The plugin global options are as follows:
- Default Item Type: Newly-created Omeka items will be assigned this item type
- Template Exhibit: When the plugin creates Neatline exhibits from TEI data is can use an existing Neatline exhibit as a template from which existing settings and Neatline records will be copied.
The plugin has three main areas of functionality:
- Ingesting, updating, and associating tertiary files with TEI-based Omeka items
- Exporting TEI data and associated files
- Configuring XPath-to-Omeka field mappings
Once TEI files have been created and named correctly they can be ingested into Omeka. Doing so will create one new Omeka item per master TEI file with metadata populated as per the above XPATH mappings.
Documents can either be ingested one-by-one or as a zip file containing multiple files.

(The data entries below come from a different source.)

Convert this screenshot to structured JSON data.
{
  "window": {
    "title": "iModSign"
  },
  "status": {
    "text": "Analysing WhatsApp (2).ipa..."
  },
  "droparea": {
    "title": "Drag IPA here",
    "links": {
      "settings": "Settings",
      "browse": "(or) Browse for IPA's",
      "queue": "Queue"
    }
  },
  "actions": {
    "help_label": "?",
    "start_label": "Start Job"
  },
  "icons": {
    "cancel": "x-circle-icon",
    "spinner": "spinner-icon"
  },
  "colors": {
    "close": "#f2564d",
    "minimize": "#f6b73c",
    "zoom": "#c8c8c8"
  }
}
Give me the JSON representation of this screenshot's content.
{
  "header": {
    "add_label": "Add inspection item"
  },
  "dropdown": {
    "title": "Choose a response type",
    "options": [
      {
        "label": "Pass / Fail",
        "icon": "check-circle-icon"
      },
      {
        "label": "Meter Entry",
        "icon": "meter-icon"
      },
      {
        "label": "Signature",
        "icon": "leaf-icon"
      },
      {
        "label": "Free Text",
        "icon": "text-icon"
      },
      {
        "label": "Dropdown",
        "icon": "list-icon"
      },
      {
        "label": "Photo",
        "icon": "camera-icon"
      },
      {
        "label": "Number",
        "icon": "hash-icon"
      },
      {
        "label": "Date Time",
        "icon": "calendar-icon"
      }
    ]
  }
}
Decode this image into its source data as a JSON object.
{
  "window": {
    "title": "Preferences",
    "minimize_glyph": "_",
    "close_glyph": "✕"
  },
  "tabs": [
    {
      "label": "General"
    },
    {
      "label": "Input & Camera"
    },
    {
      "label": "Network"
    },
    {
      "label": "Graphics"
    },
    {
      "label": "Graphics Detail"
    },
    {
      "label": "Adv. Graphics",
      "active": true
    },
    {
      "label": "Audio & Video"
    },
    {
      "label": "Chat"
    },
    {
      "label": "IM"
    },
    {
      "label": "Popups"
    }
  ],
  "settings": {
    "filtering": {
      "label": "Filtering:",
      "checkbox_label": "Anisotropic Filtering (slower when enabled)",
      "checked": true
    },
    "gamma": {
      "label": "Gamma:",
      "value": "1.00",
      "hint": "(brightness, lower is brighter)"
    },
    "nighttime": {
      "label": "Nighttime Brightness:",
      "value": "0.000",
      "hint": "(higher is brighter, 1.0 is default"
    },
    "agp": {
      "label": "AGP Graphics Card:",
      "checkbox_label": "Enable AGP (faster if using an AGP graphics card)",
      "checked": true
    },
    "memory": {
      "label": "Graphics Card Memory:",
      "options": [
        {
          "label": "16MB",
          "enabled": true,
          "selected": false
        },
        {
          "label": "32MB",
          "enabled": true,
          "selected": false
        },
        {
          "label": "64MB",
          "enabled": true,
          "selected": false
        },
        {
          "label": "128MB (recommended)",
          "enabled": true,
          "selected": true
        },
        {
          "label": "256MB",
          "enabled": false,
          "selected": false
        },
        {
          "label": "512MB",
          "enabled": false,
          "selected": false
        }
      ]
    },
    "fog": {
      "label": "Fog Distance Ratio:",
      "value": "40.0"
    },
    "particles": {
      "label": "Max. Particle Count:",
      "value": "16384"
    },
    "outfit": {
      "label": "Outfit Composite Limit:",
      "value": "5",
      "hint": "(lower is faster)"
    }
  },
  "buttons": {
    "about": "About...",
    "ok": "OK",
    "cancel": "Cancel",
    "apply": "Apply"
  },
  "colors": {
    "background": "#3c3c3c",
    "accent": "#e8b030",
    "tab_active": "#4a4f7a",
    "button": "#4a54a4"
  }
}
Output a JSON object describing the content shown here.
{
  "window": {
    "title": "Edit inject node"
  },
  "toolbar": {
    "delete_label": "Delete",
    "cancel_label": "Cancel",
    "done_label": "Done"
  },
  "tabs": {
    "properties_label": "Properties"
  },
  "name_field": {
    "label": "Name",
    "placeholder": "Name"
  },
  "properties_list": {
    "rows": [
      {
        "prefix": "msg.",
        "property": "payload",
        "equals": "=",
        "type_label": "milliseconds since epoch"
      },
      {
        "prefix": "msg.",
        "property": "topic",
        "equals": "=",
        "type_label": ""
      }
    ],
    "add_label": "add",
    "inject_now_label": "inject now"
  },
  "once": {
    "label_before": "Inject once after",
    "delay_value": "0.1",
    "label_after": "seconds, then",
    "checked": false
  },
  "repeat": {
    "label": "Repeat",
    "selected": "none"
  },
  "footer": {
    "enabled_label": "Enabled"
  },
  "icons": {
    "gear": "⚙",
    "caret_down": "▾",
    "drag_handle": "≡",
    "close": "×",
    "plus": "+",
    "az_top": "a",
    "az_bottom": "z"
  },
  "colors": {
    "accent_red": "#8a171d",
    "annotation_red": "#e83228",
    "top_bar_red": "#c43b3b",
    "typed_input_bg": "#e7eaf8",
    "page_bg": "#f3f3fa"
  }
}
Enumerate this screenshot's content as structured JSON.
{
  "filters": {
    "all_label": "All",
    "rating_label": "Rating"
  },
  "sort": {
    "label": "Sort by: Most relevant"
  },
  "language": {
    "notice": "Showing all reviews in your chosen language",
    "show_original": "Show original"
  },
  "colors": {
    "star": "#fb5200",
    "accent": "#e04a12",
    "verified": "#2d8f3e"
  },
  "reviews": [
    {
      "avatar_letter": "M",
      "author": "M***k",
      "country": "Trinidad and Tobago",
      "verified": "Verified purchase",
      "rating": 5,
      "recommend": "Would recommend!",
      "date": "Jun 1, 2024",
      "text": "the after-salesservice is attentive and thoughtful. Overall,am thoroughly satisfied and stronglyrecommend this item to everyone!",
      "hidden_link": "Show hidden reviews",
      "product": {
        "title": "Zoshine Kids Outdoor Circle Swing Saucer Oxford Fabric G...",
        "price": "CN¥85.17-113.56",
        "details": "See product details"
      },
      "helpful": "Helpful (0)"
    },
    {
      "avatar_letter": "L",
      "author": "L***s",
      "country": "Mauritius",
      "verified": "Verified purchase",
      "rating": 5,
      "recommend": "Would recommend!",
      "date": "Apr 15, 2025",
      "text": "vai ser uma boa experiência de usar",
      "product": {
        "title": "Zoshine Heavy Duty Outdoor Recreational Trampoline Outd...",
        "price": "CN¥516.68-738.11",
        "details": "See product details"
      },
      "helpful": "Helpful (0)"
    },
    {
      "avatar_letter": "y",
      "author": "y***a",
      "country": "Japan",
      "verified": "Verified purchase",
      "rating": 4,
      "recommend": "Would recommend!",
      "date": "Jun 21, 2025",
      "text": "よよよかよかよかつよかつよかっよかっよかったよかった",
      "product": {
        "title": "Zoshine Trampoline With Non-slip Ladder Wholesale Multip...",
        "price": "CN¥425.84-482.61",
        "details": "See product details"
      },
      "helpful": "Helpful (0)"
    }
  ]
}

The plugin counts on any changes to documents being made in the TEI files rather than directly in Omeka. Updated TEI files can be reingested any number of times and metadata in Omeka fields will be updated accordingly.
If you change XPath-to-Omeka field mappings and have existing Omeka items you can re-extract the harvested data in bulk using this function.
Once Omeka items have been created from the master TEI documents it is possible to upload any associated files, which will be assigned to Omeka items according to the naming convention described above. As with master TEI documents, multiple associated files can be uploaded in a zip.
Note: uploading associated files will error if files exist within the uploaded archive that cannot be paired with an existing Omeka item.
If ingesting a large number of files at once via a zip archive it is easy to exceed the default limits on
PHP's post_max_size
and upload_max_filesize
settings. Check your php.ini
and increase the limits if
you find this to be the case.
The export function allows you to download single archives containing either:
- the master TEI files, or
- all associated files
This function is mainly for synchronising the data across Omeka instances.
Importing, enriching, and creating Neatline items for a lot of files is quite slow and the admin UI doesn't present any feedback while this is happening.
Integration tests need to be written for more admin functionality. A test-case base class has been created for this purpose.